The following article was buried very deep in our archives and at a recent reading we thought that, although it is an oldie, it is a goodie. In other words, the approach would seem to be as good as most or all of the new and sparkly programs. And, it’s free!
In today’s workplace, it is not unusual to find organizations made up of personnel from as many as four generations – an unusual happening in our history. That fact can be exciting – unless you are the one trying to make sense out of it all as you try to get people to work together… and maybe even like each other! (An interesting thought, but very difficult… if not impossible… sort of like herding cats!)
There is no point in examining this from the perspective of activities. There are always so many exercises that can be done to bring the team together. You can find those in books, in training sessions and in articles in human resource magazines. EVERYBODY has an activity (or five) to contribute… just ask. In fact, later on in this article we will show you our activities.

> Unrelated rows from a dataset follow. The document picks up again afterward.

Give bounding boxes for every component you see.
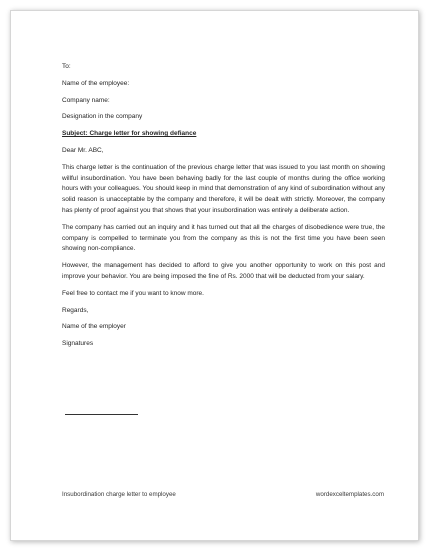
employee-name-line: Name of the employee: (62, 79, 130, 87)
footer-title: Insubordination charge letter to employee (62, 491, 176, 498)
paragraph: However, the management has decided to afford to give you another opportunity to work on this post and improve your behavior. You are being imposed the fine of Rs. 2000 that will be deducted from your salary. (62, 262, 385, 280)
footer (62, 491, 384, 498)
footer-site: wordexceltemplates.com (315, 491, 384, 498)
signatures-line: Signatures (62, 340, 94, 348)
closing: Regards, (62, 306, 89, 314)
to-line: To: (62, 63, 71, 70)
paragraph: This charge letter is the continuation of the previous charge letter that was issued to you last month on showing willful insubordination. You have been behaving badly for the last couple of months during the office working hours with your colleagues. You should keep in mind that demonstration of any kind of subordination without any solid reason is unacceptable by the company and therefore, it will be dealt with strictly. Moreover, the company has plenty of proof against you that shows that your insubordination was entirely a deliberate action. (62, 163, 385, 214)
paragraph: The company has carried out an inquiry and it has turned out that all the charges of disobedience were true, the company is compelled to terminate you from the company as this is not the first time you have been seen showing non-compliance. (62, 223, 385, 253)
subject-line: Subject: Charge letter for showing defiance (62, 130, 197, 138)
paragraph: Feel free to contact me if you want to know more. (62, 289, 204, 297)
salutation: Dear Mr. ABC, (62, 146, 104, 154)
document-page (10, 10, 419, 541)
signature-rule (65, 414, 138, 415)
employer-name-line: Name of the employer (62, 323, 126, 331)
company-name-line: Company name: (62, 96, 110, 104)
letter-body (62, 62, 385, 350)
designation-line: Designation in the company (62, 113, 143, 121)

Instead, let’s take the time to look at another way to bring the team together. We know that mature employees bring wisdom to the workplace and we know that they often have a different approach to work than some of our younger workers. So, how do we get these diverse groups to work together as one for the benefit of the organization?
Pay attention to that question…
There is one single word that makes the difference between having good camaraderie and a dysfunctional group of people, and that word is communication. It is simple, it is old, and yet it still seems to be something that so many people don’t even consider. It is so much easier to sit passively by and, later, talk badly about someone, or even get aggressive because we do not agree with someone else in the organization.
What? Yes! Sometimes people refuse to learn how to communicate with those people they work with. Who would have thought?
In the workplace, there is lots of talk about Teams and Team Building, all based on the belief that Teams are groups of people that listen to each other. Hah! As well, there seems to be an inherent belief that the Team members have to like each other; this, however, is not always true. What we do need is a group of people that can respect each other for the work that each person does because this work is of value to the organization as a whole.
So, how do we get people to communicate and listen to each other? I wish I could say that it is easy and that all you have to do is bring in a trainer, a consultant or someone else to help the group get together. This is a good start. And that is all it is – a start!
You may get the impression that I am not much for activities but this is simply not true. They are valuable to get the group moving in the right direction; however, activities are only a starting point. After the activities, we still need to get the team doing what really matters, and that’s communicating. Here are the basics of getting the group to talk.
Once the activities are over, it’s time to get down to the real work that is needed to build a team. Following are some of the key questions needed to be asked of the group in order to get the people understanding each other and what they want to accomplish. You might have to sit everyone down at a group meeting or you might have individual meetings and then follow up with a group meeting to address the challenges occurring.
What do we think is impossible to do that if we could do it, it would change everything? ______________________________________________________________________
After exploring some of the topics brought forward in Question #1, ask: “Which idea, when implemented will give us the greatest return on investment (ROI) regardless of time, energy or the dollars we have allocated to it?” ____________________________
What will be the current impact of this on our competition? _____________________
Who else, or what else, might be impacted by this? ____________________________
How will this impact each of you? __________________________________________
Now let’s look to the future and imagine we are 6 months down the road and nothing has changed. What are the implications – what will we gain or lose?
Using this last question, I have often had people rethink their response and come up with a new answer. It is always very important to thank people for their responses and to quiz the rest of the group, to see what else each person present might want to add to the conversation. Remember, people are often silent until they are individually called upon to offer insights.
Their insights and willingness to be involved are the team leader’s responsibility – which is why we follow the Military model of asking the most junior person to speak first to be followed by the second most junior and so on. It is imperative you acknowledge everyone’s input with positive reinforcement so everyone knows it is okay to look at these situations from a hypothetical point of view, so all ideas can become part of the true corporate thinking.
Now we have a team of people. We are not just asking them to be nice to each other because their mother told them to. We are asking them to collaborate, to make our organization a better place to work and, perhaps, even a better place for our clients… and they are focusing on what is passionate to them and now they have a desire to do what they know can make a difference.
And this is what our younger generation wants; to make a difference! When we allow everyone to participate in the evolution of our company, department, family, etc., we can see people become true teams.